Geçtiğimiz aylarda bir yolcu ile arasında yaşanan olaydan dolayı kendisinin savunması alınmadan, savcılık tarafından suçsuz bulunduğu halde maaşından kesinti yapıldığını gören Çelik, “Şimdi bir tane bayanı, durakta durmadığı halde yaşlı olduğunu gördüğüm için aldım. Ben de tabii trafik gereği önümdeki araç durduğu için frene basmak zorunda kaldım. ‘Şoför benim kolumu kırdı' diyerek Büyükşehir Belediyesine, karakola ve savcılığa şikâyette bulunmuş. Savcılıktan benim suçsuz olduğuma dair karar gelmesine rağmen yine bununla ilgili Büyükşehir Belediyesinden bana bir para cezası kesilmiştir. Şimdi burada koskoca başsavcı mı buna yanlış karar veriyor, yoksa Büyükşehir Belediyesi mi yanlış karar veriyor ben algılayabilmiş değilim. Hepimiz iyi kötü ailemizin rızkı için çalışan insanlarız, ekmek paranıza bile göz dikiyorlar burada” diye anlattı.

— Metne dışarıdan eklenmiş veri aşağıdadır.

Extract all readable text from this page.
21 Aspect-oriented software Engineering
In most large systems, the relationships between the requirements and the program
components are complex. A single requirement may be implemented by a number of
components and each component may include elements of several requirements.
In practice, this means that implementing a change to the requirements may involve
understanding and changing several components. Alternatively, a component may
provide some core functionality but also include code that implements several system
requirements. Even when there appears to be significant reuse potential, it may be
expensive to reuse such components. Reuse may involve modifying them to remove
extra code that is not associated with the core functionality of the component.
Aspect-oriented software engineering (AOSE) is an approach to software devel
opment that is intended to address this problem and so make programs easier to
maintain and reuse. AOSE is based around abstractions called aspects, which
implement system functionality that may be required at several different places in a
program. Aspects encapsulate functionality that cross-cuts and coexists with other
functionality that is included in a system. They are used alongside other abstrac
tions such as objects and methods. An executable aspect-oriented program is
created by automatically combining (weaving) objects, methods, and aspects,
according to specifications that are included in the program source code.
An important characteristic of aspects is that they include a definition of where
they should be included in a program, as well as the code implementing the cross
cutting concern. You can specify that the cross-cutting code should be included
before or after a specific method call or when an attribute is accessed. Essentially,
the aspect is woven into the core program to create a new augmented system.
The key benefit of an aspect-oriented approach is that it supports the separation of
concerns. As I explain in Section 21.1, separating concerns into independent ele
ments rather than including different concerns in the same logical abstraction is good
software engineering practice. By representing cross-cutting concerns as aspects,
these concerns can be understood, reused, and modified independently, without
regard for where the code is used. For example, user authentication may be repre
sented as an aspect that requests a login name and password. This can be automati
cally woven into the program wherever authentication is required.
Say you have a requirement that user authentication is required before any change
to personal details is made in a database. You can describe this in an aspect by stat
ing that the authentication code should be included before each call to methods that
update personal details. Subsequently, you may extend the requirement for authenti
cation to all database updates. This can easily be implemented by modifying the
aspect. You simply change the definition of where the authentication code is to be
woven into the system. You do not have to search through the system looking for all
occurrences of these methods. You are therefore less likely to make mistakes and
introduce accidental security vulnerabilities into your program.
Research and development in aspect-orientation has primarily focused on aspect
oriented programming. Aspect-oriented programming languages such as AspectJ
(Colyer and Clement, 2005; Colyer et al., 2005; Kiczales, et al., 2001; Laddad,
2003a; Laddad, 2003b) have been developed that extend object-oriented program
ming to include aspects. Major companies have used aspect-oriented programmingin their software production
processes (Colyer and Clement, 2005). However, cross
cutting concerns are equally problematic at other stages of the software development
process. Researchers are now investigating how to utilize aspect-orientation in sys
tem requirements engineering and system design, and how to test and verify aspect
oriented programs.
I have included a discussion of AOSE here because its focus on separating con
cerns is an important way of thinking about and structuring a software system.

“Sayın belediye başkanımız 6 bin 900 TL maaşı kime veriyor merak ediyorum, ben almadım”
Yaklaşık 5 aydır izin kullanmadığını ve kendileri için vaat edilen yüksek miktarda maaşı çeşitli bahanelerle yapılan kesintilerden dolayı alamadığını kaydeden Çelik, “Yaklaşık son 4-5 aydır hiç izin bile kullanmadım. Üç kuruş para için çalışıyoruz, hatta son bordromu söyleyeyim. Sayın belediye başkanımız ‘6 bin 900 TL maaş veriyorum personelime' diyor. Bordromun belgesi de vardır elimde. Suçum olmadığı halde 4 bin 725 TL kaza kesintisi yapılmış benden. Kesinlikle bunu kabul etmememe rağmen ‘imzadan imtina etmiştir' şeklinde bir yazı yazılıp bu bana fatura edilmiştir. Normalde bir bu camın değeri örnek veriyorum 3 veya en fazla 3 buçuk bin TL'dir. Bu ayki maşımdan 4 bin 725 TL kaza kesintisi, iki yevmiye de 200 TL kesilmiştir, benim bu ay aldığım maaş bin TL'dir. Sayın belediye başkanımız 6 bin 900 TL maaşı kime veriyor, ben merak ediyorum, ben almadım çünkü” dedi.